Hubble Status Report
Servicing Mission 4 to the Hubble Space Telescope is currently on track for a mid-May 2009 launch based on a successful Pre-Environmental Readiness Review (PERR) held December 16 at NASA’s Goddard Space Flight Center for the flight spare Science Instrument Command and Data Handling (SI/C&DH).
Extensive testing and inspection of the flight spare Control Unit/Science Data Formatter-A (CU/SDF-A) did not reveal the cause of a previously observed intermittent anomaly. The anomaly is observed very infrequently and can be mitigated simply by re-issuing commands to the unit.
The CU/SDF-A workmanship was judged to be of high quality. Therefore, on December 16 the team began a rigorous three month environmental testing program (Electro Magnetic Interference/Electro Magnetic Compatibility, vibration, and thermal vacuum testing). Hubble engineers will continue to monitor the CU/SDF-A closely during this time to see if the anomaly re-occurs under a variety of test conditions.
Inspection of the flight spare Power Control Unit (PCU) revealed tin whiskers and tin nodules. The HST team anticipated this based on the in-flight anomaly when the SI/C&DH onboard Hubble was switched to the B-side in October and it shut down. This scenario was explained at that the time as probably being due to a tin whisker producing an electrical short that quickly cleared itself when the tin whisker evaporated. Tin whiskers are commonly seen as thin, needle-like growths on the surface of aging components coated with tin.

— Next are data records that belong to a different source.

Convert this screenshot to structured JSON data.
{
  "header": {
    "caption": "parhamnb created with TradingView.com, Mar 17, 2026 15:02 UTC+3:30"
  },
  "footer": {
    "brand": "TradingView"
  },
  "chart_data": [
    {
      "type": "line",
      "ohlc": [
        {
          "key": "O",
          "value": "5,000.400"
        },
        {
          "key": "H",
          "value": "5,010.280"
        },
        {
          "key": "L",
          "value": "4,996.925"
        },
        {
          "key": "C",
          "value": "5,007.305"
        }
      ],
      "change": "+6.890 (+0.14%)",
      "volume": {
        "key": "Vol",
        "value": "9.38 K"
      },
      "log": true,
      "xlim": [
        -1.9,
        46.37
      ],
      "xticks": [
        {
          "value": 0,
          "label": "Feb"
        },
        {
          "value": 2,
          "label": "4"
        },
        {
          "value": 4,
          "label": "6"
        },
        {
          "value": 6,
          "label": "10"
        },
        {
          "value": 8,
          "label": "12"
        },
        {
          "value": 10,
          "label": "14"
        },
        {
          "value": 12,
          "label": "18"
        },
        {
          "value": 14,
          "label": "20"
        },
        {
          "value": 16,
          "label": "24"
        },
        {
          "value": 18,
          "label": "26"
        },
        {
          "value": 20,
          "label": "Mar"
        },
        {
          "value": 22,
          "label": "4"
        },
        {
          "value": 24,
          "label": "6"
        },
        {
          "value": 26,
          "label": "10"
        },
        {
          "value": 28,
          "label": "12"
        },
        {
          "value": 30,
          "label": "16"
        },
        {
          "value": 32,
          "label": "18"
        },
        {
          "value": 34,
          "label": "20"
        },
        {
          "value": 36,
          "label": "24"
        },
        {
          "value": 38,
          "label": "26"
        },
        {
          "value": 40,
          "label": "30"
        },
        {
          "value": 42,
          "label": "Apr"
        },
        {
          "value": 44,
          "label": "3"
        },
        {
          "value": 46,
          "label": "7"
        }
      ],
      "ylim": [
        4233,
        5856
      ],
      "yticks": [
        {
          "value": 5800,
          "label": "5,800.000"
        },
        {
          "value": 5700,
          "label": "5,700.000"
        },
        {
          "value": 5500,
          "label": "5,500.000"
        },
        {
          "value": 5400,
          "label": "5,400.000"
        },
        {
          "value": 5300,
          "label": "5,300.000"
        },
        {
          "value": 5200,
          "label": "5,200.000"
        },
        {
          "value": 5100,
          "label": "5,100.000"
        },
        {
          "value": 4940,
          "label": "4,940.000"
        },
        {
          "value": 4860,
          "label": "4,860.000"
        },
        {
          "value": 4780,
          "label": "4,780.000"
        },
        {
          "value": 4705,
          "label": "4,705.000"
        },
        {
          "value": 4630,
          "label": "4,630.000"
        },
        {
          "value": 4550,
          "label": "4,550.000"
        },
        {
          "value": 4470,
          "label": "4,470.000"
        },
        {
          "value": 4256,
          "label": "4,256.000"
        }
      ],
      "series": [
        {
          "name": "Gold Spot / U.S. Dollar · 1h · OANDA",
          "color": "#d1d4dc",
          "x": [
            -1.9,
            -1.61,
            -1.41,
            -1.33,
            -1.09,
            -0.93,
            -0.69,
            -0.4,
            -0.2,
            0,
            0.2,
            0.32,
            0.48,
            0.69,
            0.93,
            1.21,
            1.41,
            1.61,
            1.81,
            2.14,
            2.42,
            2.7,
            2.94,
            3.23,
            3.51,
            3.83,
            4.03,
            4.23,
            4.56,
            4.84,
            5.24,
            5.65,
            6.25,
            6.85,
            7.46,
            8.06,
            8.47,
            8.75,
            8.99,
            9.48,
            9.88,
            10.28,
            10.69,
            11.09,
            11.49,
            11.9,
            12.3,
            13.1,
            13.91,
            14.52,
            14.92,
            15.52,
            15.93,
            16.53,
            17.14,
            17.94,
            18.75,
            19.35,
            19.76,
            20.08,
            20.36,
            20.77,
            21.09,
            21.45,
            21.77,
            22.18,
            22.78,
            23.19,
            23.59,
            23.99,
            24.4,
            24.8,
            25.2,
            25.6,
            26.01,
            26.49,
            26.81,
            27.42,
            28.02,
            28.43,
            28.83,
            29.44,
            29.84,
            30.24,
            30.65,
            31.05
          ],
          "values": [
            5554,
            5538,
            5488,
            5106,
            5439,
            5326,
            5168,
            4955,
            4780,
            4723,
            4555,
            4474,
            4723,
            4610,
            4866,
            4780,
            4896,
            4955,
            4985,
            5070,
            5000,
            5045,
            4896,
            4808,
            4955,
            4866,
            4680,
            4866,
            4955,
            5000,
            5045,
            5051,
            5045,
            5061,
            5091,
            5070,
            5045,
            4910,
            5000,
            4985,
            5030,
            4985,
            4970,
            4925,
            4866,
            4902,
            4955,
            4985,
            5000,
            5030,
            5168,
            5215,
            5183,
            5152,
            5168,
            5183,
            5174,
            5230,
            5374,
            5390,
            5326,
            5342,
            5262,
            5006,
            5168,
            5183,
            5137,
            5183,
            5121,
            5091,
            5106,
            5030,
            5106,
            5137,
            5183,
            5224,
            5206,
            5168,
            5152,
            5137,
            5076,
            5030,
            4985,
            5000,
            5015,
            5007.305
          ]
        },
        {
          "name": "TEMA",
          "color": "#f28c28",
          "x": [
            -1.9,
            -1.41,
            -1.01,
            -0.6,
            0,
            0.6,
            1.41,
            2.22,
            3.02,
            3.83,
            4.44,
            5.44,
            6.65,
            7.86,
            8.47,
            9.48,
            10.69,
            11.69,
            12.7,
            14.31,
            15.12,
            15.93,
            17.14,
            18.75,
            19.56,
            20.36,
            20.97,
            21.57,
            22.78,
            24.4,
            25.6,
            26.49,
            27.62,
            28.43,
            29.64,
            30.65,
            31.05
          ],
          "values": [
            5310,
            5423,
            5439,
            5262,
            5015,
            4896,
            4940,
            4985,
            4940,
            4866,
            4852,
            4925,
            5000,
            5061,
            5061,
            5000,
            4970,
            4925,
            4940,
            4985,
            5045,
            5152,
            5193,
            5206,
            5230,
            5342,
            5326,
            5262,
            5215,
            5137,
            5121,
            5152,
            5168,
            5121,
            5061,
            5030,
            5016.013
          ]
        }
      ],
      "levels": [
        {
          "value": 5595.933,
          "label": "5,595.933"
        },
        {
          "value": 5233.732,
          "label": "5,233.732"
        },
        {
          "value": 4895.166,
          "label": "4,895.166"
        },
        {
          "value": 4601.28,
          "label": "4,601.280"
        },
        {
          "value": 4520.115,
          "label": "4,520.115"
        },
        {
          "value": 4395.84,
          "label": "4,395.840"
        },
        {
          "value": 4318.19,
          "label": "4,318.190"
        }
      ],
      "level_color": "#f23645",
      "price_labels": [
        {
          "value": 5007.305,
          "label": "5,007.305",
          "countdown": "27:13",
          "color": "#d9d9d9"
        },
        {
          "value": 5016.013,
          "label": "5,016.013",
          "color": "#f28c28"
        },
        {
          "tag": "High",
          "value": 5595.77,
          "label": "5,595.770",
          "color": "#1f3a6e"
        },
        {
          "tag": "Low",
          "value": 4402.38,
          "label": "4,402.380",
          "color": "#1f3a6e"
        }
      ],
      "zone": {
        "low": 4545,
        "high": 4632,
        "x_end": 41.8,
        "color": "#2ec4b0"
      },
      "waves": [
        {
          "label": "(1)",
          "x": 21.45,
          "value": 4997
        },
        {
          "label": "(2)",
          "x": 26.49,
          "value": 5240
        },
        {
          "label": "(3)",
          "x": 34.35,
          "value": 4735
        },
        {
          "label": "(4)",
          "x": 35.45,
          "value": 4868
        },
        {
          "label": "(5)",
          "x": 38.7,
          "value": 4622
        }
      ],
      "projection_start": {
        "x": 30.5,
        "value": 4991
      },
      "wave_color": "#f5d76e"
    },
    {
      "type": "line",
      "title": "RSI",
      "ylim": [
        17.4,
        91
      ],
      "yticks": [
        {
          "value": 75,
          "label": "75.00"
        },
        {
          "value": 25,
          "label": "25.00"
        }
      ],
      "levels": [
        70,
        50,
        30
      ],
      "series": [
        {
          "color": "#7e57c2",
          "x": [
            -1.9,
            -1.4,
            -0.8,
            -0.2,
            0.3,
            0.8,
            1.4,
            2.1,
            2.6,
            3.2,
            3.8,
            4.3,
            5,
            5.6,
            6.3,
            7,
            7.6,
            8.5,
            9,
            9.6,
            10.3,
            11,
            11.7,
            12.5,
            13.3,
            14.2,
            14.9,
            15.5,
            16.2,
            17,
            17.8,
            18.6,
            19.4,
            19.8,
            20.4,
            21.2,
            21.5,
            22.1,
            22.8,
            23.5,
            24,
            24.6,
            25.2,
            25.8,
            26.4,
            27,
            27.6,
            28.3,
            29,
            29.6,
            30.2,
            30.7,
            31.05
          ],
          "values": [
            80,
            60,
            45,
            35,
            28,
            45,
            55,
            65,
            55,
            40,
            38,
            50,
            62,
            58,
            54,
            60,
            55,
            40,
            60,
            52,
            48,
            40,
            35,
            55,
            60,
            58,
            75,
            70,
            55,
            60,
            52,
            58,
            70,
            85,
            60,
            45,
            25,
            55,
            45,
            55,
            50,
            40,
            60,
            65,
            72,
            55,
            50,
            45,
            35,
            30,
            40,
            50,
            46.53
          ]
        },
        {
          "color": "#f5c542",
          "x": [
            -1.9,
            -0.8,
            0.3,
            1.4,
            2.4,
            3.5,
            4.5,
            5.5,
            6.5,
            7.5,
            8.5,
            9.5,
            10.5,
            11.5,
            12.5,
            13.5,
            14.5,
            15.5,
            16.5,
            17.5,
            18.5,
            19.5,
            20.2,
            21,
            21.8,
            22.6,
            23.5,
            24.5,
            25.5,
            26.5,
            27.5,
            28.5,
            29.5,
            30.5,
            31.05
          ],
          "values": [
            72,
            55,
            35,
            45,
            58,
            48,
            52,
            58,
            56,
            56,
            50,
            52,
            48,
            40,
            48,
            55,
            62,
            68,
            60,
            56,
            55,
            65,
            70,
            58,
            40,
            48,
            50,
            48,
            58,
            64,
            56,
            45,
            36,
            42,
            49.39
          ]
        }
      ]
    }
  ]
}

After this in-orbit event, Side B of the PCU was subsequently restarted with no problems and continues to perform nominally. Hubble engineers have removed the tin whiskers and nodules in the flight spare PCU and applied a special barrier to mitigate the effects of any potential future reoccurrence. The flight spare CU/SDF-B was also opened and inspected and determined to have no workmanship issues. The HST Program expects to complete certification of the flight spare on schedule for a May shuttle flight.